- 2 cups milk
- 4 eggs
- 3 Tbsp. butter, melted
- 1 Tbsp. sugar
- 1 1/2 Tbsp. vanilla
- 1/8 tsp. salt
- 1 1/2 cups flour
- Cream Cheese Filling
- 1 -8 oz. package cream cheese, softened
- 1 1/4 cups powdered sugar
- 1 Tbsp. lemon juice
- 3/4 tsp. vanilla
- 1 cup heavy whipping cream
- 4 Tbsp. powdered sugar
- 4 cups strawberries, sliced
-Add eggs, milk, butter, sugar, vanilla, salt, and flour to your blender.
Mix the crepe batter for about 15 to 20 seconds, or until it is all mixed together.
-Place in the fridge for at least an hour or overnight.
-Spray a nonstick pan between 8 and 10 inches in diameter with cooking spray and add 1/4 cup of crepe batter.
-Turn the pan from side to side so the crepe batter can spread out into a circle.

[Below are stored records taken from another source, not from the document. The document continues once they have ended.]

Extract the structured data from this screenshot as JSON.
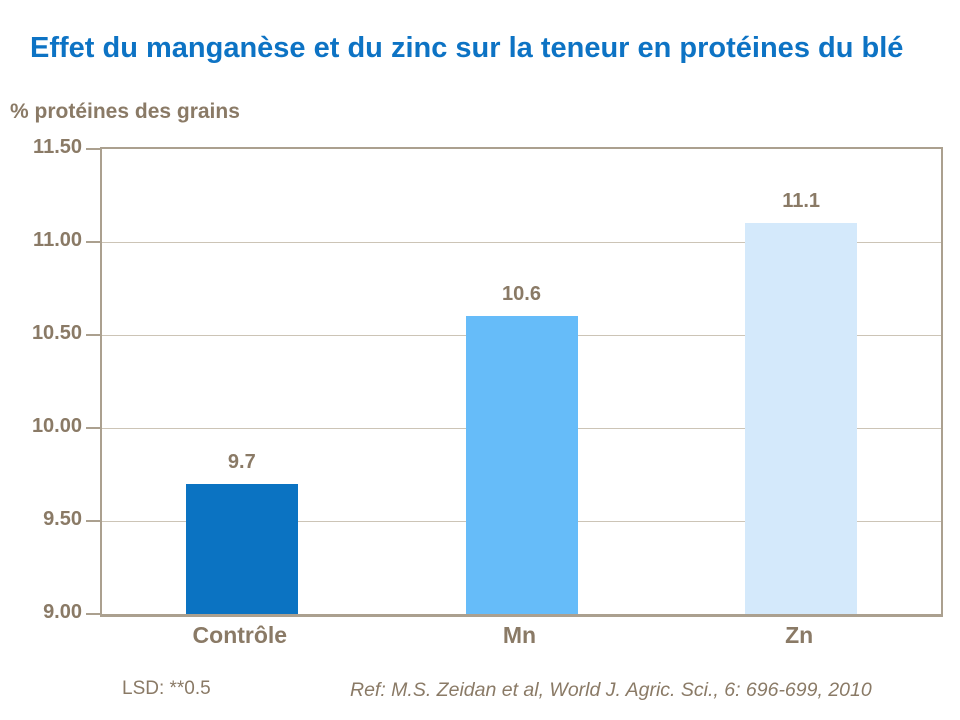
{
  "footer": {
    "lsd": "LSD: **0.5",
    "reference": "Ref: M.S. Zeidan et al, World J. Agric. Sci., 6: 696-699, 2010"
  },
  "colors": {
    "title_blue": "#0d73c4",
    "text_brown": "#8a7a66",
    "axis_line": "#aba08f",
    "gridline": "#ccc4b6",
    "bar_controle": "#0b73c2",
    "bar_mn": "#66bcf9",
    "bar_zn": "#d4e9fb"
  },
  "chart_data": {
    "type": "bar",
    "title": "Effet du manganèse et du zinc sur la teneur en protéines du blé",
    "ylabel": "% protéines des grains",
    "xlabel": "",
    "categories": [
      "Contrôle",
      "Mn",
      "Zn"
    ],
    "values": [
      9.7,
      10.6,
      11.1
    ],
    "data_labels": [
      "9.7",
      "10.6",
      "11.1"
    ],
    "bar_colors": [
      "#0b73c2",
      "#66bcf9",
      "#d4e9fb"
    ],
    "ylim": [
      9.0,
      11.5
    ],
    "ytick_labels": [
      "9.00",
      "9.50",
      "10.00",
      "10.50",
      "11.00",
      "11.50"
    ],
    "grid": true,
    "legend_position": "none"
  }
}
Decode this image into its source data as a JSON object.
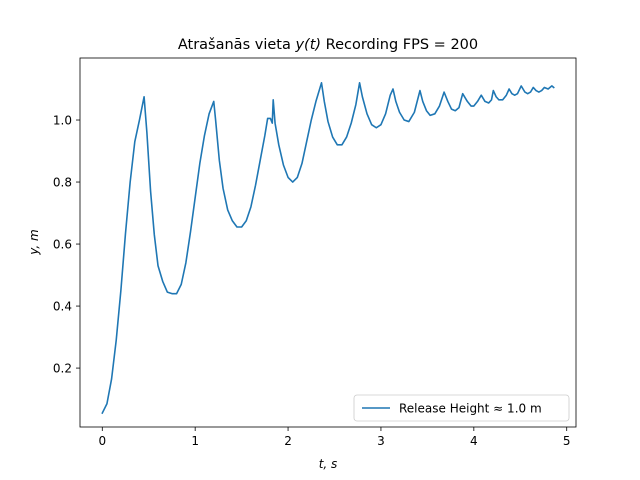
{
  "chart_data": {
    "type": "line",
    "title_prefix": "Atrašanās vieta ",
    "title_math": "y(t)",
    "title_suffix": " Recording FPS = 200",
    "xlabel": "t, s",
    "ylabel": "y, m",
    "xlim": [
      -0.24,
      5.1
    ],
    "ylim": [
      0.01,
      1.2
    ],
    "xticks": [
      0,
      1,
      2,
      3,
      4,
      5
    ],
    "xtick_labels": [
      "0",
      "1",
      "2",
      "3",
      "4",
      "5"
    ],
    "yticks": [
      0.2,
      0.4,
      0.6,
      0.8,
      1.0
    ],
    "ytick_labels": [
      "0.2",
      "0.4",
      "0.6",
      "0.8",
      "1.0"
    ],
    "grid": false,
    "legend_position": "lower-right",
    "line_color": "#1f77b4",
    "series": [
      {
        "name": "Release Height ≈ 1.0 m",
        "x": [
          0.0,
          0.05,
          0.1,
          0.15,
          0.2,
          0.25,
          0.3,
          0.35,
          0.4,
          0.45,
          0.48,
          0.52,
          0.56,
          0.6,
          0.65,
          0.7,
          0.75,
          0.8,
          0.85,
          0.9,
          0.95,
          1.0,
          1.05,
          1.1,
          1.15,
          1.2,
          1.22,
          1.26,
          1.3,
          1.35,
          1.4,
          1.45,
          1.5,
          1.55,
          1.6,
          1.65,
          1.7,
          1.75,
          1.78,
          1.81,
          1.83,
          1.84,
          1.86,
          1.9,
          1.95,
          2.0,
          2.05,
          2.1,
          2.15,
          2.2,
          2.25,
          2.3,
          2.36,
          2.39,
          2.43,
          2.48,
          2.53,
          2.58,
          2.63,
          2.68,
          2.73,
          2.77,
          2.8,
          2.85,
          2.9,
          2.95,
          3.0,
          3.05,
          3.1,
          3.13,
          3.16,
          3.2,
          3.25,
          3.3,
          3.36,
          3.42,
          3.45,
          3.49,
          3.53,
          3.58,
          3.63,
          3.68,
          3.72,
          3.76,
          3.8,
          3.84,
          3.88,
          3.93,
          3.97,
          4.0,
          4.04,
          4.08,
          4.12,
          4.16,
          4.19,
          4.21,
          4.24,
          4.27,
          4.31,
          4.35,
          4.38,
          4.41,
          4.44,
          4.47,
          4.51,
          4.55,
          4.58,
          4.61,
          4.64,
          4.67,
          4.7,
          4.73,
          4.76,
          4.8,
          4.84,
          4.86
        ],
        "y": [
          0.055,
          0.085,
          0.165,
          0.29,
          0.45,
          0.635,
          0.8,
          0.93,
          1.0,
          1.075,
          0.96,
          0.77,
          0.63,
          0.53,
          0.48,
          0.445,
          0.44,
          0.44,
          0.47,
          0.54,
          0.64,
          0.75,
          0.86,
          0.95,
          1.02,
          1.06,
          1.0,
          0.87,
          0.78,
          0.71,
          0.675,
          0.655,
          0.655,
          0.675,
          0.72,
          0.79,
          0.87,
          0.95,
          1.005,
          1.005,
          0.99,
          1.065,
          0.99,
          0.92,
          0.855,
          0.815,
          0.8,
          0.815,
          0.86,
          0.93,
          1.0,
          1.06,
          1.12,
          1.06,
          0.995,
          0.945,
          0.92,
          0.92,
          0.945,
          0.99,
          1.05,
          1.12,
          1.075,
          1.02,
          0.985,
          0.975,
          0.985,
          1.02,
          1.08,
          1.1,
          1.06,
          1.025,
          1.0,
          0.995,
          1.025,
          1.095,
          1.06,
          1.03,
          1.015,
          1.02,
          1.045,
          1.09,
          1.06,
          1.035,
          1.03,
          1.04,
          1.085,
          1.06,
          1.045,
          1.045,
          1.06,
          1.08,
          1.06,
          1.055,
          1.065,
          1.095,
          1.075,
          1.065,
          1.065,
          1.08,
          1.1,
          1.085,
          1.08,
          1.085,
          1.11,
          1.09,
          1.085,
          1.09,
          1.105,
          1.095,
          1.09,
          1.095,
          1.105,
          1.1,
          1.11,
          1.105
        ]
      }
    ]
  }
}
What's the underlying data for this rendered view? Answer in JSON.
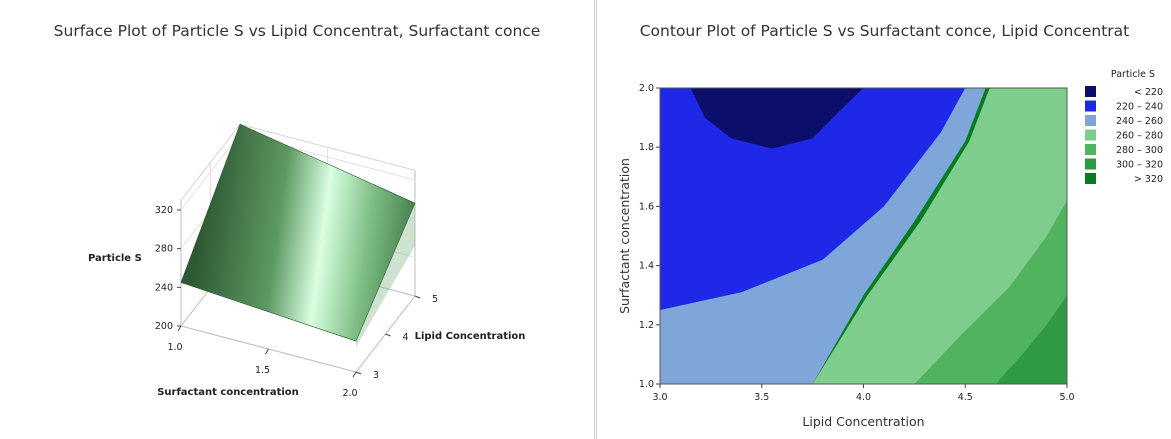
{
  "panels": {
    "surface_title": "Surface Plot of Particle S vs Lipid Concentrat, Surfactant conce",
    "contour_title": "Contour Plot of Particle S vs Surfactant conce, Lipid Concentrat"
  },
  "colors": {
    "dark_navy": "#0b0f6b",
    "blue": "#1e28e6",
    "light_blue": "#7ea6d8",
    "light_green": "#7fcd8c",
    "mid_green": "#52b35f",
    "green": "#2f9a42",
    "dark_green": "#087a22",
    "surface_dark": "#2e5a33",
    "surface_light": "#d9ffe0"
  },
  "chart_data": [
    {
      "type": "surface",
      "title": "Surface Plot of Particle S vs Lipid Concentrat, Surfactant conce",
      "xlabel": "Surfactant concentration",
      "ylabel": "Lipid Concentration",
      "zlabel": "Particle S",
      "x_ticks": [
        "1.0",
        "1.5",
        "2.0"
      ],
      "y_ticks": [
        "3",
        "4",
        "5"
      ],
      "z_ticks": [
        "200",
        "240",
        "280",
        "320"
      ],
      "xlim": [
        1.0,
        2.0
      ],
      "ylim": [
        3,
        5
      ],
      "zlim": [
        200,
        330
      ],
      "corners": [
        {
          "surfactant": 1.0,
          "lipid": 3,
          "particle_s": 245
        },
        {
          "surfactant": 2.0,
          "lipid": 3,
          "particle_s": 232
        },
        {
          "surfactant": 1.0,
          "lipid": 5,
          "particle_s": 330
        },
        {
          "surfactant": 2.0,
          "lipid": 5,
          "particle_s": 296
        }
      ]
    },
    {
      "type": "contour",
      "title": "Contour Plot of Particle S vs Surfactant conce, Lipid Concentrat",
      "xlabel": "Lipid Concentration",
      "ylabel": "Surfactant concentration",
      "x_ticks": [
        "3.0",
        "3.5",
        "4.0",
        "4.5",
        "5.0"
      ],
      "y_ticks": [
        "1.0",
        "1.2",
        "1.4",
        "1.6",
        "1.8",
        "2.0"
      ],
      "xlim": [
        3.0,
        5.0
      ],
      "ylim": [
        1.0,
        2.0
      ],
      "legend_title": "Particle S",
      "legend_position": "right",
      "levels": [
        {
          "label": "<  220",
          "color": "#0b0f6b"
        },
        {
          "label": "220  –  240",
          "color": "#1e28e6"
        },
        {
          "label": "240  –  260",
          "color": "#7ea6d8"
        },
        {
          "label": "260  –  280",
          "color": "#7fcd8c"
        },
        {
          "label": "280  –  300",
          "color": "#52b35f"
        },
        {
          "label": "300  –  320",
          "color": "#2f9a42"
        },
        {
          "label": ">  320",
          "color": "#087a22"
        }
      ],
      "regions": [
        {
          "level": "240  –  260",
          "points": [
            [
              3.0,
              1.0
            ],
            [
              3.75,
              1.0
            ],
            [
              4.0,
              1.3
            ],
            [
              4.25,
              1.55
            ],
            [
              4.5,
              1.82
            ],
            [
              4.6,
              2.0
            ],
            [
              3.0,
              2.0
            ]
          ]
        },
        {
          "level": "220  –  240",
          "points": [
            [
              3.0,
              1.25
            ],
            [
              3.4,
              1.31
            ],
            [
              3.8,
              1.42
            ],
            [
              4.1,
              1.6
            ],
            [
              4.38,
              1.85
            ],
            [
              4.5,
              2.0
            ],
            [
              3.0,
              2.0
            ]
          ]
        },
        {
          "level": "<  220",
          "points": [
            [
              3.15,
              2.0
            ],
            [
              3.22,
              1.9
            ],
            [
              3.35,
              1.83
            ],
            [
              3.55,
              1.795
            ],
            [
              3.75,
              1.83
            ],
            [
              3.85,
              1.9
            ],
            [
              4.0,
              2.0
            ]
          ]
        },
        {
          "level": "260  –  280",
          "points": [
            [
              3.75,
              1.0
            ],
            [
              5.0,
              1.0
            ],
            [
              5.0,
              2.0
            ],
            [
              4.62,
              2.0
            ],
            [
              4.52,
              1.82
            ],
            [
              4.28,
              1.55
            ],
            [
              4.02,
              1.3
            ]
          ]
        },
        {
          "level": "280  –  300",
          "points": [
            [
              4.25,
              1.0
            ],
            [
              5.0,
              1.0
            ],
            [
              5.0,
              1.62
            ],
            [
              4.9,
              1.5
            ],
            [
              4.72,
              1.33
            ],
            [
              4.5,
              1.18
            ]
          ]
        },
        {
          "level": "300  –  320",
          "points": [
            [
              4.65,
              1.0
            ],
            [
              5.0,
              1.0
            ],
            [
              5.0,
              1.3
            ],
            [
              4.9,
              1.2
            ],
            [
              4.78,
              1.1
            ]
          ]
        }
      ]
    }
  ]
}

Crepes should be cooked over medium heat until the top looks dry and slides easily in the pan.
-Turn the crepe over and cook for 15 to 20 seconds more.
Take crepes out of the pan and stack them until you’re ready to eat.
Filling with cream cheese
-Put softened cream cheese, powdered sugar, lemon juice, and vanilla in a medium-sized bowl and mix well.
Use a hand mixer to mix well until smooth.
-Add heavy whipping cream and 4 TBS powdered sugar to another medium-sized mixing bowl.
Mix the cream with a hand mixer until it forms soft peaks.
-Fold the whipped cream into the cream cheese mixture to mix it in.
-Spread about 1/4 cup of filling down the crepe and top with fresh strawberries.
-Roll up the crepe, put whipped cream and strawberries on top, and sprinkle powdered sugar on top!